When all the lights go on like a fireworks display they get in the way of pressing the right buttons.

*

Which is why I have the option of

turning it off,

transmuting all those

irritating

attempts at the body to save itself into

calm little reports and readouts and memos from my internal systems.

but

when things get to this state

(when some infected bloody monster shoves its fucking ovipositor into my stomach)

the stately march of little reports becomes a blizzard of warnings and error messages, until I cannot see. Until sensory information from my actual senses has been entirely shunted out of the way by my rich internal technical life insisting that I click through all the windows and menus. I’d take it up with the manufacturers if that were in any way a realistic proposition.

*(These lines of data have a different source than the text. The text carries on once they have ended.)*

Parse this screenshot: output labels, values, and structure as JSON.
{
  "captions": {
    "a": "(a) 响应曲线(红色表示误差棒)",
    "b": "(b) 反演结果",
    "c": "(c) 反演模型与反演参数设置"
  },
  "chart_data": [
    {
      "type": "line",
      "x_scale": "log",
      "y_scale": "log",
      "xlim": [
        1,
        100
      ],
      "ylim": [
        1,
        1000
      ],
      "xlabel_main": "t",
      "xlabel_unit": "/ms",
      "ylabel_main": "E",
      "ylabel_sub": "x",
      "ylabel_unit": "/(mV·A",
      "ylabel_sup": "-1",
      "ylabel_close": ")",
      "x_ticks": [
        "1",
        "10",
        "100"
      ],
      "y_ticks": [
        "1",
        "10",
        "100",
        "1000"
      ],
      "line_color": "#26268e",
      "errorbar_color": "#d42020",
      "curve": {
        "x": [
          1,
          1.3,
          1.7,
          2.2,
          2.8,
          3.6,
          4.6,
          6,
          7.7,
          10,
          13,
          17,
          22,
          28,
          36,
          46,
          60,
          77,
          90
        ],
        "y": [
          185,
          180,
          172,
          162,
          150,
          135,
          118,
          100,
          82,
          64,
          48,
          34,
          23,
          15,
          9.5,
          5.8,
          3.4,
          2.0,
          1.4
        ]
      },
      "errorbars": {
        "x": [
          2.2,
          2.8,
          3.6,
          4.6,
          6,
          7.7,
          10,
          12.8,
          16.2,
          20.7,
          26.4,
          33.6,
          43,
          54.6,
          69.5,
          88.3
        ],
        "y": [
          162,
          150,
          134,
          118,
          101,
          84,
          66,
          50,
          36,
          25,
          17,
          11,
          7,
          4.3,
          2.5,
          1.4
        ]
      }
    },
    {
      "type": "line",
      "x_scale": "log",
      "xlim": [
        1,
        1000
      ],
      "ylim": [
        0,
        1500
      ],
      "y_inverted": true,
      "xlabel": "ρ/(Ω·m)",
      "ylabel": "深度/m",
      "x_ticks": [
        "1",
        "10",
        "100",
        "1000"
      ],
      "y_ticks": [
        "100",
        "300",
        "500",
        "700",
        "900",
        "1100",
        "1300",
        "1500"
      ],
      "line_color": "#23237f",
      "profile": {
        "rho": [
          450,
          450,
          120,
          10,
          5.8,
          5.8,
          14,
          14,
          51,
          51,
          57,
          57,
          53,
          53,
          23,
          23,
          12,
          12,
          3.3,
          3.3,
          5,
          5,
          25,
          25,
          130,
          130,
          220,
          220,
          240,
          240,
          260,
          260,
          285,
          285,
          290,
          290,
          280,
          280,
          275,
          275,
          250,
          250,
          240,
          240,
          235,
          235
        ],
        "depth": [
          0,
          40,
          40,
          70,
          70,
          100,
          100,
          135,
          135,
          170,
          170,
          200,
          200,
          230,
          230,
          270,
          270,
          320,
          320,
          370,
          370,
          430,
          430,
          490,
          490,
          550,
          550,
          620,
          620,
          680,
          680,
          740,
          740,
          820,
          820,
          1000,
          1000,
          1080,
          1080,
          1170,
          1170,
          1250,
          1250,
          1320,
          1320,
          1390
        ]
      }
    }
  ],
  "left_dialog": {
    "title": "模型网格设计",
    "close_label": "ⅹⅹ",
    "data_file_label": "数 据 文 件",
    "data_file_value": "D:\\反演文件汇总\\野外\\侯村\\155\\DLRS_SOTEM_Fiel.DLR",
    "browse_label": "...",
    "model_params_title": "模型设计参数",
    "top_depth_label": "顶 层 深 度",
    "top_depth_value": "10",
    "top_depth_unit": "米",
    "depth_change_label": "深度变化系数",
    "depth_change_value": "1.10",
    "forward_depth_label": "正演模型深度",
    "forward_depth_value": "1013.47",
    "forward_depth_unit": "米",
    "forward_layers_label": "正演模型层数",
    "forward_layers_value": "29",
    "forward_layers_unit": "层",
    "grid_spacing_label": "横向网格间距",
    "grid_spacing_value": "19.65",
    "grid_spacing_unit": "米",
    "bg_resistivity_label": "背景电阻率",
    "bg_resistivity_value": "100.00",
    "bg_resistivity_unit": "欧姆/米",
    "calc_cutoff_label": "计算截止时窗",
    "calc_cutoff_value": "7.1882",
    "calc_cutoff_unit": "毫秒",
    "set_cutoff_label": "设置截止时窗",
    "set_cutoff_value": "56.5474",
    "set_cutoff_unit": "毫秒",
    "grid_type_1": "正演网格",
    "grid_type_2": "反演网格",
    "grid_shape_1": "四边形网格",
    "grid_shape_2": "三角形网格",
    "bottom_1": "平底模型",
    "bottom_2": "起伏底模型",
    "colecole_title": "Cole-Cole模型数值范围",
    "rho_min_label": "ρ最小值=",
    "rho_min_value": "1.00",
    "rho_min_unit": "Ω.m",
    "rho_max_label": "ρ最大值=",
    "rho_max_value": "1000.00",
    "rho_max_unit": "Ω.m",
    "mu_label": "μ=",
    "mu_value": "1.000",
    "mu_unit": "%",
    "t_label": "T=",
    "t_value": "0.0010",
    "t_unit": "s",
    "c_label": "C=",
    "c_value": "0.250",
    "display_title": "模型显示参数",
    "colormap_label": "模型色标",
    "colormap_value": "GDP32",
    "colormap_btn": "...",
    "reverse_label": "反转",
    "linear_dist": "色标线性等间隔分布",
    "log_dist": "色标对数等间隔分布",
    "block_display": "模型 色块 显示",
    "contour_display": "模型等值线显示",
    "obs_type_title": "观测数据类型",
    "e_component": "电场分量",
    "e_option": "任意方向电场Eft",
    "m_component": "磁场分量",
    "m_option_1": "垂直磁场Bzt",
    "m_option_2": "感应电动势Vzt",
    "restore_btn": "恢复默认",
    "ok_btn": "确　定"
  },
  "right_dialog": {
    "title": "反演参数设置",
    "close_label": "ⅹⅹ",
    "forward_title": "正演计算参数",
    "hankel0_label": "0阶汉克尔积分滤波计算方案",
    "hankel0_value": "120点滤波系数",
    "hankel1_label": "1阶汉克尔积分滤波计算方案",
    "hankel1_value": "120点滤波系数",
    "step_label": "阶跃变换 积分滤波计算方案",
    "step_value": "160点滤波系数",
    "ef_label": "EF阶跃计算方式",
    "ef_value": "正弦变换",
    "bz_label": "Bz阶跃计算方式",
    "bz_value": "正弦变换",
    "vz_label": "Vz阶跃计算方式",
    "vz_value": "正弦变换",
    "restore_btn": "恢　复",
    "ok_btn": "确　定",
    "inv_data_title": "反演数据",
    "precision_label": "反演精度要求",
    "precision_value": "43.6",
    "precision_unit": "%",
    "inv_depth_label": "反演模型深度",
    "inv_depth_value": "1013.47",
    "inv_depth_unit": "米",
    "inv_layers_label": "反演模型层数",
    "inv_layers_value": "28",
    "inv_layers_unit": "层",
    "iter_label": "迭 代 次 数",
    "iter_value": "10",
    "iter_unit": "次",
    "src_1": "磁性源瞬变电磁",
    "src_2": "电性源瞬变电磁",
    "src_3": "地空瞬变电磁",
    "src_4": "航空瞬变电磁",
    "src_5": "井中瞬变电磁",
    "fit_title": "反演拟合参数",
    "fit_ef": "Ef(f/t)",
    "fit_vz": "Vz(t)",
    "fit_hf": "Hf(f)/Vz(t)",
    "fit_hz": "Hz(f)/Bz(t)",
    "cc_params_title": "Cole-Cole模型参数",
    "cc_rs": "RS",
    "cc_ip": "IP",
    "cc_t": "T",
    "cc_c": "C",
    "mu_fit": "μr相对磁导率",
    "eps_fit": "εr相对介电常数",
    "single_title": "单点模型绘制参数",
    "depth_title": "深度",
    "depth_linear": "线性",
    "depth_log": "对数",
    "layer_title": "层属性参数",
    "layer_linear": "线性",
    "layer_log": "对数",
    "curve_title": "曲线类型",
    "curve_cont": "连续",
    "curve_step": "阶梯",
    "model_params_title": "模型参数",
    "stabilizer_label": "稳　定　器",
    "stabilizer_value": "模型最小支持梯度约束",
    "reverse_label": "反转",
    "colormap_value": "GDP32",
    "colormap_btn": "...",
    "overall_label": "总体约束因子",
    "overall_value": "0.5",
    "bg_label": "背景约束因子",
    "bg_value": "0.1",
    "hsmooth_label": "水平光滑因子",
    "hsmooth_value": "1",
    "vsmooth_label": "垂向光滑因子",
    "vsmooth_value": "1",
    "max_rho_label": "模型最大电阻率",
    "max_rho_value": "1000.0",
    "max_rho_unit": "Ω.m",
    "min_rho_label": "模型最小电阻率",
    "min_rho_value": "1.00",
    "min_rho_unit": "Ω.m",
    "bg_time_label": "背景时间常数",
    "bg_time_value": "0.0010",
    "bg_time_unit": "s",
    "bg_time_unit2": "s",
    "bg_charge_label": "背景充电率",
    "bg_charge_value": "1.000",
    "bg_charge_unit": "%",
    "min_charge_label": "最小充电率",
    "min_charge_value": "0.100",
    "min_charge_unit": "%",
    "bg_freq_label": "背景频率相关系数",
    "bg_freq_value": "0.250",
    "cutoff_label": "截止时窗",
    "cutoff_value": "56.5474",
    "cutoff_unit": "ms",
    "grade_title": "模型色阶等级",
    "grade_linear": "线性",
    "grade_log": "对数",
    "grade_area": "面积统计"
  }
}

And you know how it is when you’ve got some device on which you depend for all manner of little tasks that, perhaps, once you could have done without but which is now entirely essential to your well-being. You know how it is when that starts to go wrong, throws up its warning signs, groans and shudders, slows down, won’t start? The sense of aggrieved helplessness that, oh no, I’m going to have to get this fixed now, or I won’t be able to do all the stuff I need to get done. That sense of sick, yawning horror because, despite you being such a civilized sophisticate, you don’t really understand how any of it works to the extent that it might as well be magic? Well, that, basically, except the computer is you, the warning signs and fatal exception errors are you, and if it shuts down and won’t reboot then that’s all she wrote.

And so here I am, just getting rid of the errors, just swiping them off to the left side of my mind’s eye, trying to get to a point where I’m in at least nominal control of my own mind. And I almost miss the big one. Really, they should have made it twice the size of the rest.

Final warning: Ultimate Anti-contamination Measures activated.